Becast Limited shall take reasonable care of any property belonging to the Customer and made available to Becast Limited for the purpose of this Agreement. Such property shall be at all times at the sole and entire risk of the Customer, and Becast Limited shall not be subject to any other liability for it. The customer shall take responsibility for ensuring any coding amendments, whether or not suggested by Becast Limited, is suitable and will be assume full risk for its implementation to its website or any other media.
14.1 During the Agreement and for six months after its expiry or termination, neither Becast Limited nor the Customer shall, without the written consent of the other, solicit or entice (either directly or indirectly) or attempt to solicit or entice (or authorise the taking of such action by any other person) any person who is employed by the other or has been employed by the other during the preceding six months, and who has been involved with the Services provided under this Agreement, to terminate his or her employment with the other party.
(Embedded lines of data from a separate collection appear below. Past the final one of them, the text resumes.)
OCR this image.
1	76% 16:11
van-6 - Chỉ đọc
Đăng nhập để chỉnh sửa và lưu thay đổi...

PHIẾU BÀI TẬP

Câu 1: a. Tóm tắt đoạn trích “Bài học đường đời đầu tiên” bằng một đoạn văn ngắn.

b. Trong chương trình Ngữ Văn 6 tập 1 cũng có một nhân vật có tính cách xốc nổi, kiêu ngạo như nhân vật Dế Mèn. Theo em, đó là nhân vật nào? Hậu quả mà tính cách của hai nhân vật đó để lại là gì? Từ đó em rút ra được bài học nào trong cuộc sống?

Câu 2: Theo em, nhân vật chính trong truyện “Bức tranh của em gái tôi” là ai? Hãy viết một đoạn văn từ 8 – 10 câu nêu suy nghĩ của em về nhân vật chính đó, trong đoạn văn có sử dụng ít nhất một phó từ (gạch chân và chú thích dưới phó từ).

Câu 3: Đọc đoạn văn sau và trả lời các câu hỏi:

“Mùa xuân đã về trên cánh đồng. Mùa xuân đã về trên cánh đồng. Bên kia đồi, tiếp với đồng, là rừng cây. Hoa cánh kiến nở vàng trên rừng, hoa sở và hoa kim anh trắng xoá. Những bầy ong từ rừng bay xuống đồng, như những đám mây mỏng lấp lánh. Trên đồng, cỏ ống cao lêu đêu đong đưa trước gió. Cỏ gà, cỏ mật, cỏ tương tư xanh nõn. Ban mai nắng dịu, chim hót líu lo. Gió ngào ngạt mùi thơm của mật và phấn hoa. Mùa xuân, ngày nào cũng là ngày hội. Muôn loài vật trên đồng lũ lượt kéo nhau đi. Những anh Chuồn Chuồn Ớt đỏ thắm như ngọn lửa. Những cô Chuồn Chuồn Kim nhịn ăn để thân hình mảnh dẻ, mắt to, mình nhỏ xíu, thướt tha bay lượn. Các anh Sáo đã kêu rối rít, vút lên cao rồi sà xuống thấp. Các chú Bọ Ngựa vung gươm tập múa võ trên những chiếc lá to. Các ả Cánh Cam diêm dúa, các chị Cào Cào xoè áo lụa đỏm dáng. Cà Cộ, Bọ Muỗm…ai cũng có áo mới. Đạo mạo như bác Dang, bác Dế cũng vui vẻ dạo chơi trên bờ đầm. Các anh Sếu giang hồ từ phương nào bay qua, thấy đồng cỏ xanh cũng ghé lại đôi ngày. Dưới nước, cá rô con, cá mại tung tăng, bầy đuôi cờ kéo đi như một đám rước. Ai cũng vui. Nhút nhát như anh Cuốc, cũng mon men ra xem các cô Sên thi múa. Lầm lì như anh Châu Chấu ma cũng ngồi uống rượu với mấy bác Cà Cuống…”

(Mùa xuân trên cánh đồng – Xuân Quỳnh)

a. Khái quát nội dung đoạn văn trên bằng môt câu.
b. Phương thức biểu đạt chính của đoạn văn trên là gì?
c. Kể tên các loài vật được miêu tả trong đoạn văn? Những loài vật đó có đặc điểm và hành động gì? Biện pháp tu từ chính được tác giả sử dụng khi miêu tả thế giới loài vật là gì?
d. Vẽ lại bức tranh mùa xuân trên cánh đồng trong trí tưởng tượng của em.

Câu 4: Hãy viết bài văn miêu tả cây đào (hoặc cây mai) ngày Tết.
14.2 The provisions of this clause shall survive the expiry or termination of the Agreement.
The Customer may not assign, sub-license or sub-contract the Agreement or any of its rights or obligations hereunder.
15.1 Neither party shall be liable for any delay in performing or failure to perform its obligations under the Agreement to the extent that and for so long as the delay or failure results from any cause or circumstance whatsoever beyond its reasonable control (an "event of force majeure"), including loss or amendment to Google technology or service, provided that the event of force majeure is not due to the fault or negligence of that party. Each party shall use its reasonable endeavours to minimise the effects of any event of force majeure.
17.1 The Agreement, these Standard Terms of Business and the documents referred to in them contain the whole agreement between the parties and supersede any previous agreement between them relating to the subject matter of the Agreement, whether written or oral. The parties acknowledge that neither of them has relied upon any representation, written or oral, of any person but only as expressly set out in the Agreement.
17.2 No failure of either party to enforce at any time or for any period any term or condition of the Agreement shall constitute a waiver of such term or of that party's right later to enforce all terms and conditions of the Agreement.
If any provision of the Agreement is declared by any judicial or other competent authority to be illegal, void, voidable or otherwise unenforceable, or indication of the same is received by either of the parties from any relevant competent authority, such provision shall be deemed severed from the Agreement and the remaining terms of the Agreement shall remain in full force and effect.
Any notice to be served on the other party shall by sent by recorded delivery, registered post or e-mail. Notices sent by registered post or recorded delivery shall be deemed to be served within 72 hours of posting, and by email within 24 hours, if sent to the correct e-mail or address of the addressee.
The Agreement is governed by and is to be construed in accordance with the laws of England, Wales and Northern Ireland and each party hereby irrevocably agrees to submit to the exclusive jurisdiction of the Courts of England, Wales and Northern Ireland.